In Nitrate Kisses, Barbara Hammer explores the emulsions and damaged images, the lost vestiges of gay and lesbian culture.
The repressed, invisible history of marginalized people is contextualized in relation to the sexual behavior of today's gays and lesbians. Contemporary history of sexuality underestimates the resistance of gay and lesbian cultures, in the struggle for survival facing the power and dominance of straight ideology.
Questions of historical representation are examined through marginality, reading between the lines and between the images. Archival films from the 1930s as well as excerpts from Watson and Webber's first American gay film, Lot In Sodom, are mixed with contemporary footage.
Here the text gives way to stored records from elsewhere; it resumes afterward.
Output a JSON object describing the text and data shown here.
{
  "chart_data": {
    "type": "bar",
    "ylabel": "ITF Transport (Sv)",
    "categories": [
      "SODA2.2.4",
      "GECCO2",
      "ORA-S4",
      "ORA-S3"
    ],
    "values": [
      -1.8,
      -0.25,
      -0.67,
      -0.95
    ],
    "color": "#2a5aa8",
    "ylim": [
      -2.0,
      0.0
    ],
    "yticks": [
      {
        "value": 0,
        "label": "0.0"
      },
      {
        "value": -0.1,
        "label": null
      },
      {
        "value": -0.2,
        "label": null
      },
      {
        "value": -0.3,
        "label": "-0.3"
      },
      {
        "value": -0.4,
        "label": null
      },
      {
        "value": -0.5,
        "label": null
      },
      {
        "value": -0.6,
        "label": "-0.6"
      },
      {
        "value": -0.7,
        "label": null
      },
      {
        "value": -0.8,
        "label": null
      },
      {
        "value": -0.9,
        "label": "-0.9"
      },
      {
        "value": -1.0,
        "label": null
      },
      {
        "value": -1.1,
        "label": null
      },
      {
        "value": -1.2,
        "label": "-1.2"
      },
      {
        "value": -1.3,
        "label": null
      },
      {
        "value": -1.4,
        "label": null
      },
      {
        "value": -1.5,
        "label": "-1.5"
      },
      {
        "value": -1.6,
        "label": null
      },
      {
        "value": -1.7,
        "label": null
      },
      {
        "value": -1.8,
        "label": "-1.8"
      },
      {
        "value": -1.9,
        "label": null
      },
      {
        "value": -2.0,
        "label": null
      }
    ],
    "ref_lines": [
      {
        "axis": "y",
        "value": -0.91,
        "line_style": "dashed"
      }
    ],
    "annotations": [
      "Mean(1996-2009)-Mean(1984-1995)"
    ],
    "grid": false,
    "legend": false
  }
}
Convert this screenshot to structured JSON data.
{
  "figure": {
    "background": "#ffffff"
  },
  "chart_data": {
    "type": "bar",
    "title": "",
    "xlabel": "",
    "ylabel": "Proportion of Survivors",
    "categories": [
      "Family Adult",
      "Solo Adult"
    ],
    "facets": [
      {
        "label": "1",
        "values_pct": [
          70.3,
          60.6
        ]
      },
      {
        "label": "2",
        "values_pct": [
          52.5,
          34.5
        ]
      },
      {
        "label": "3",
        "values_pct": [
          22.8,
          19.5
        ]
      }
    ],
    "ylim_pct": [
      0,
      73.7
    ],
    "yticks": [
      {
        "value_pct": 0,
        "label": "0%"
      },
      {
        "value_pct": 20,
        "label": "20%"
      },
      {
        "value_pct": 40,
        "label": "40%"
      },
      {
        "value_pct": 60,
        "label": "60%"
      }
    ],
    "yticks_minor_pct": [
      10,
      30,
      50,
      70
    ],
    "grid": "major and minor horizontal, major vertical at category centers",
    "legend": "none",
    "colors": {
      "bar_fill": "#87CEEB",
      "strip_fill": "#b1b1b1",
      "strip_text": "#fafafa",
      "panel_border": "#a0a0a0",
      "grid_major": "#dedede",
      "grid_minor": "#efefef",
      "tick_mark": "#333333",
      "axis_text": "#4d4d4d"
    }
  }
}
Barbara Hammer was born in Hollywood, California. After studying psychology at the University of California, Los Angeles, she received an M.A. in English literature and an M.F.A. in film from the University of San Francisco. She got married and taught at a high school in Santa Rosa before coming out as a lesbian. She began making experimental short films in the 1970s, then took an interest in video art in the 1980s. She taught at the School of Art Institute and the California College of Arts Institute. She made some of the first lesbian films, including Dyketactics (1974). In 1991, she received the National Endowment of the Arts Film Production Award for her first feature film, Nitrate Kisses (1992), the first part of a trilogy devoted to lesbianism and the history of the gay movement, including Tender Fictions (1995) and History Lessons (2000). With Resisting Paradise, she addresses the relationship between art and politics through the cases of Henri Matisse and Pierre Bonnard.